Can $x^n = 1$ describe the equation of a unit circle?

Question

The complex roots of the equation $x^n = 1$ lie on the unit circle.

Suppose $n$ goes large. Is it correct to say that all the roots of $x^n=1$ form a circle of radius one?

Answer 1

Well, strictly speaking, the set of points $x$ in the complex plane satisfying $x^n-1=0$ for some $n$ is exactly the set of points $e^{i\pi r}$ for rational $r$ - that is, any point on the unit circle whose argument is a rational number times $\pi$. This set is dense in the unit circle, but it's not the whole unit circle by a long shot.

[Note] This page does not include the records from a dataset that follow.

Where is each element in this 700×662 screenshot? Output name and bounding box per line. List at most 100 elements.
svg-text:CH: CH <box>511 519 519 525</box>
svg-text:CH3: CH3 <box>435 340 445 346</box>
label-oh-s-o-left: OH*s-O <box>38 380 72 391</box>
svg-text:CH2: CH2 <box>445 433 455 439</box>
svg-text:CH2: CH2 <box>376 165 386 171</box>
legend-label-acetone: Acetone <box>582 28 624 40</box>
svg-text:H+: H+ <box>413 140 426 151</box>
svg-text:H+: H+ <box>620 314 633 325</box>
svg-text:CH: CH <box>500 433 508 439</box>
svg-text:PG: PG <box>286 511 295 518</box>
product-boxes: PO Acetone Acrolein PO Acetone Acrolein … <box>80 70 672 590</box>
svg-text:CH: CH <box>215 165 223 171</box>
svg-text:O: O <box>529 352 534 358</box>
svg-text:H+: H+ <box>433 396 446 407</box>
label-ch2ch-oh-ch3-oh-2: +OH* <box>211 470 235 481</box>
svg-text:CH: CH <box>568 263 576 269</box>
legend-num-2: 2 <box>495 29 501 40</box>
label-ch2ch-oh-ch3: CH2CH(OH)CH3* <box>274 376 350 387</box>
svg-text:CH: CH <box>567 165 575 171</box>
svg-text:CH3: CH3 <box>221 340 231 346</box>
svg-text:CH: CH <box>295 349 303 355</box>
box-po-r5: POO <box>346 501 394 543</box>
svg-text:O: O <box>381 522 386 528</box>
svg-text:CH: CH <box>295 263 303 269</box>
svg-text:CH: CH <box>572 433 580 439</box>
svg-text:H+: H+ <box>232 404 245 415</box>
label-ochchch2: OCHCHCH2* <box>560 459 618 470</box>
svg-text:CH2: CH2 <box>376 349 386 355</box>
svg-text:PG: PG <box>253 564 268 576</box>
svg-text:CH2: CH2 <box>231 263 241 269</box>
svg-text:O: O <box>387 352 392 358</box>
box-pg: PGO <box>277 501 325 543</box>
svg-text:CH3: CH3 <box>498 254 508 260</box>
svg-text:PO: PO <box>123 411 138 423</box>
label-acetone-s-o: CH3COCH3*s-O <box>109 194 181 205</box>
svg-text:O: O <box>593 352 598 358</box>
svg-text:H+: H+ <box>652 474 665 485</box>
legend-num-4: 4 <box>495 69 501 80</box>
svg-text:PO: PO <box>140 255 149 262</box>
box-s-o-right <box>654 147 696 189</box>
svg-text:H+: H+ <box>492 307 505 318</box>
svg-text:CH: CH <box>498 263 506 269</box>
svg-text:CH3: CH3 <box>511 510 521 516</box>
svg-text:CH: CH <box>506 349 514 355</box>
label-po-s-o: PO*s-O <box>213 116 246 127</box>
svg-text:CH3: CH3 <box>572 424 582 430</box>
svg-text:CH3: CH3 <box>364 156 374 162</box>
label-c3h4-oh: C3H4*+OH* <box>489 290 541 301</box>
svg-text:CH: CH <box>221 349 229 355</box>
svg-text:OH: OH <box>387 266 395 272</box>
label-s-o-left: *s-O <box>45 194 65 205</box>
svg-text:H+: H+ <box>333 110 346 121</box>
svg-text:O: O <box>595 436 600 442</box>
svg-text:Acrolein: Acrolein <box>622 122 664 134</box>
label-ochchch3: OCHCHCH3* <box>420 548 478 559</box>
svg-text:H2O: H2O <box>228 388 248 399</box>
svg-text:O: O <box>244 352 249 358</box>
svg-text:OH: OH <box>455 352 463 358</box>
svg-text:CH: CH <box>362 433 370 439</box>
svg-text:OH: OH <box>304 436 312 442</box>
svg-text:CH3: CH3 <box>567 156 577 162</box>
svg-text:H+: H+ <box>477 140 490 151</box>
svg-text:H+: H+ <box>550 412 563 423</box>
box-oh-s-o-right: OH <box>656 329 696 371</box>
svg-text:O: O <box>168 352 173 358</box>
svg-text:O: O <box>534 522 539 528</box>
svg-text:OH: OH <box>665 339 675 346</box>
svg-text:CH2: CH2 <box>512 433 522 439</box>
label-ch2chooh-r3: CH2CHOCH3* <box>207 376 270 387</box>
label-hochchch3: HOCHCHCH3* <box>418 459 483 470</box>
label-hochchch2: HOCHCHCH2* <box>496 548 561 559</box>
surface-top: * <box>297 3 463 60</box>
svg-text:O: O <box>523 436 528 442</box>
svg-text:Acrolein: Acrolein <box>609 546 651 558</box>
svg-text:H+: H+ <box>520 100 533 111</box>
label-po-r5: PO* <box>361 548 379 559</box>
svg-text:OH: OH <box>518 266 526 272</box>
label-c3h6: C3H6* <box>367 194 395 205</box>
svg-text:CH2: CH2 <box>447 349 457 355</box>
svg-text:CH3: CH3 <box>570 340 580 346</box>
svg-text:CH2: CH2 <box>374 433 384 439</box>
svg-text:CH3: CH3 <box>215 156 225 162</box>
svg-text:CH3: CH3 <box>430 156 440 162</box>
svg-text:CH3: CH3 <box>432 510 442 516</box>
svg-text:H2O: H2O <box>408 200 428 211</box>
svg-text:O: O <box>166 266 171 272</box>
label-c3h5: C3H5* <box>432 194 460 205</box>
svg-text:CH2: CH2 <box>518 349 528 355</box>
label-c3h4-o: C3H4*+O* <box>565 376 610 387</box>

However, we can characterize the unit circle as the points $x$ such that $$\liminf_{n\rightarrow\infty}|x^n-1| = 0$$ since the argument of $x^n$, as $n$ increases, will be dense mod $2\pi$ if it is not a rational multiple of $2\pi$, and it's trivial to show that if $|x|<1$, then the above limit is $1$, and if $|x|>1$, the above limit is $\infty$, sufficing to show that the above describes exactly the unit circle.

Answer 2

No luck there. Note that for every $n$, $x^n-1$ has $n$ roots, so it only generates $n$ points on the unit circle.

Even if we take the union over all integer $n$ of the roots of $x^n-1$, we only have a countable number of points while there are an uncountable number of points on the unit circle.

Answer 3

Assuming $n\in\mathbb{N}$, the answer is no.

The length of every root of $x^n=1$ is $1$.

The larger $n$ gets, the more roots you have.

So your question makes quite good sense in that aspect.

But the roots of $x^n=1$ are $(k\cos\frac{2\pi}{n},k\sin\frac{2\pi}{n})$ for $k\in[0,n-1]$.

In other words, only complex numbers whose angle with the axises is an integer multiple of $\frac{2\pi}{n}$.

Since there are infinitely many points on the unit circle whose angle with the axises is not an integer multiple of $\frac{2\pi}{n}$, these roots will never "cover it completely" (no matter how large $n$ gets).